The MoCA is a simple, standalone cognitive screening tool validated for adults ages 55 to 85 years.33 The MoCA addresses many important cognitive domains, fits on one page, and can be administered by a trained provider in 10 minutes. Research also suggests that it has strong test-retest reliability and positive and negative predictive values for mild cognitive impairment and Alzheimer dementia, and it has been found to be more sensitive than the MMSE.34 We additionally recommend the MoCA as it measures several cognitive skills that are not addressed on the MMSE, including verbal fluency and abstraction.34 Scores below 25 are suggestive of cognitive impairment and should lead to a referral for neuropsychological testing.

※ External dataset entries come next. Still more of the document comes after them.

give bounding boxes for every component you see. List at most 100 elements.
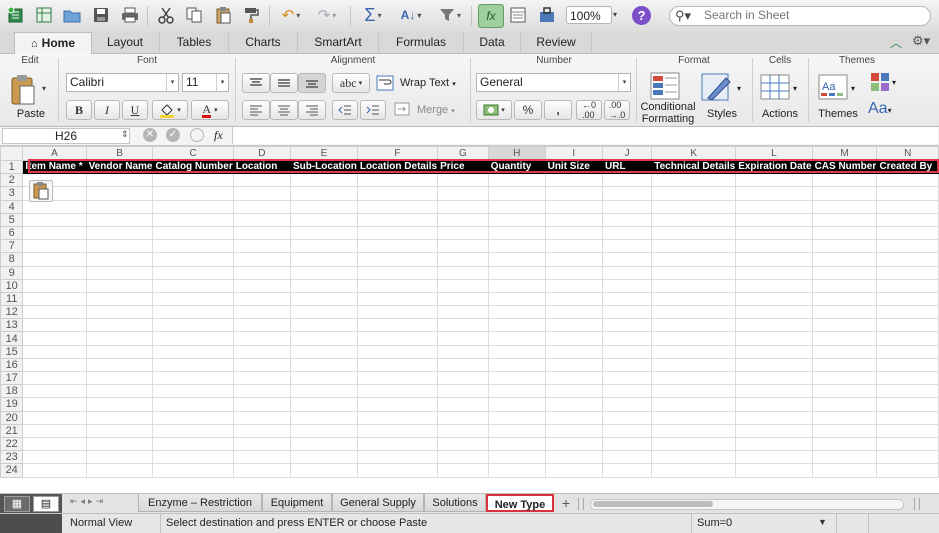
cell[interactable] [876, 450, 939, 465]
cell[interactable] [602, 252, 653, 267]
cell[interactable] [85, 225, 154, 241]
cell[interactable] [232, 252, 291, 267]
cell[interactable] [602, 225, 653, 241]
cell[interactable] [152, 331, 234, 346]
header-cell[interactable]: Quantity [487, 159, 546, 175]
comma-button[interactable]: , [544, 100, 572, 120]
new-workbook-icon[interactable] [4, 4, 28, 26]
cell[interactable] [651, 305, 737, 320]
open-folder-icon[interactable] [60, 4, 84, 26]
header-cell[interactable]: Expiration Date [735, 159, 813, 175]
cell[interactable] [289, 423, 358, 438]
sum-dropdown-icon[interactable]: ▼ [818, 517, 827, 527]
cell[interactable] [876, 357, 939, 373]
cell[interactable] [602, 450, 653, 465]
cell[interactable] [356, 397, 439, 412]
column-header[interactable]: N [876, 146, 939, 161]
cell[interactable] [85, 212, 154, 227]
cell[interactable] [85, 291, 154, 307]
cell[interactable] [735, 252, 813, 267]
cell[interactable] [437, 344, 489, 359]
cell[interactable] [735, 463, 813, 478]
cell[interactable] [152, 212, 234, 227]
row-header[interactable]: 22 [0, 436, 24, 452]
cell[interactable] [811, 384, 878, 399]
cell[interactable] [437, 173, 489, 188]
cell[interactable] [232, 239, 291, 254]
formula-builder-icon[interactable]: fx [478, 4, 504, 28]
tab-charts[interactable]: Charts [229, 32, 298, 53]
cell[interactable] [487, 212, 546, 227]
cell[interactable] [289, 370, 358, 386]
theme-colors-dropdown-icon[interactable]: ▾ [892, 78, 896, 87]
cell[interactable] [544, 331, 604, 346]
cell[interactable] [735, 318, 813, 333]
cell[interactable] [651, 239, 737, 254]
cell[interactable] [152, 291, 234, 307]
cell[interactable] [876, 384, 939, 399]
cell[interactable] [356, 239, 439, 254]
cell[interactable] [22, 436, 87, 452]
cell[interactable] [232, 410, 291, 425]
cell[interactable] [487, 344, 546, 359]
cell[interactable] [811, 357, 878, 373]
row-header[interactable]: 15 [0, 344, 24, 359]
cell[interactable] [356, 463, 439, 478]
row-header[interactable]: 4 [0, 199, 24, 214]
cell[interactable] [232, 186, 291, 201]
function-wizard-icon[interactable] [190, 128, 204, 142]
cancel-icon[interactable]: ✕ [143, 128, 157, 142]
cell[interactable] [544, 436, 604, 452]
cell[interactable] [544, 384, 604, 399]
cell[interactable] [289, 186, 358, 201]
cell[interactable] [602, 397, 653, 412]
cell[interactable] [356, 436, 439, 452]
tab-home[interactable]: ⌂ Home [14, 32, 92, 55]
fill-color-button[interactable]: ▾ [152, 100, 188, 120]
underline-button[interactable]: U [122, 100, 148, 120]
header-cell[interactable]: Item Name * [22, 159, 87, 175]
cell[interactable] [487, 305, 546, 320]
cell[interactable] [152, 410, 234, 425]
cell[interactable] [651, 397, 737, 412]
cell[interactable] [356, 186, 439, 201]
increase-decimal-button[interactable]: ←0.00 [576, 100, 602, 120]
cell[interactable] [876, 397, 939, 412]
cell[interactable] [544, 318, 604, 333]
cut-icon[interactable] [154, 4, 178, 26]
cell[interactable] [651, 212, 737, 227]
cell[interactable] [811, 397, 878, 412]
cell[interactable] [289, 463, 358, 478]
cell[interactable] [152, 318, 234, 333]
row-header[interactable]: 3 [0, 186, 24, 201]
wrap-text-icon[interactable] [376, 75, 394, 94]
cell[interactable] [876, 265, 939, 280]
cell[interactable] [22, 278, 87, 293]
cell[interactable] [876, 186, 939, 201]
cell[interactable] [85, 384, 154, 399]
cell[interactable] [22, 291, 87, 307]
cell[interactable] [152, 305, 234, 320]
cell[interactable] [651, 357, 737, 373]
cell[interactable] [85, 450, 154, 465]
cell[interactable] [735, 278, 813, 293]
cell[interactable] [651, 423, 737, 438]
cell[interactable] [487, 239, 546, 254]
cell[interactable] [602, 463, 653, 478]
cell[interactable] [735, 291, 813, 307]
cell[interactable] [437, 423, 489, 438]
cell[interactable] [876, 278, 939, 293]
cell[interactable] [232, 384, 291, 399]
cell[interactable] [651, 370, 737, 386]
conditional-formatting-button[interactable]: Conditional Formatting [638, 101, 698, 125]
cell[interactable] [544, 239, 604, 254]
row-header[interactable]: 7 [0, 239, 24, 254]
column-header[interactable]: C [152, 146, 234, 161]
cell[interactable] [544, 357, 604, 373]
header-cell[interactable]: Location Details [356, 159, 439, 175]
zoom-dropdown-icon[interactable]: ▾ [613, 6, 623, 24]
format-painter-icon[interactable] [240, 4, 264, 26]
cell[interactable] [651, 186, 737, 201]
cell[interactable] [735, 370, 813, 386]
cell[interactable] [487, 370, 546, 386]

The MoCA’s sensitivity for detecting cognitive impairment is high (94%), and specificity is low (42%).35 To ensure consistency and accuracy in administering the MoCA, certification is now required via an online training program through www.mocatest.org.
Adapting these screening tools to practice
These tools are not meant to be used at every appointment. Every practice is different, and each clinic or physician can tailor the use of these screening tools to the needs of the patient population, as concerns arise, or in collaboration with other providers. Additionally, these screening tools can be used in both integrated care and in private practice, to prompt a more thorough assessment or to aid in—and inform—treatment. Although some physicians choose to administer certain screening tools at each clinic visit, knowing about the availability of other tools can be useful in assessing various issues. The FIGURE can be used to aid in the clinical decision-making process.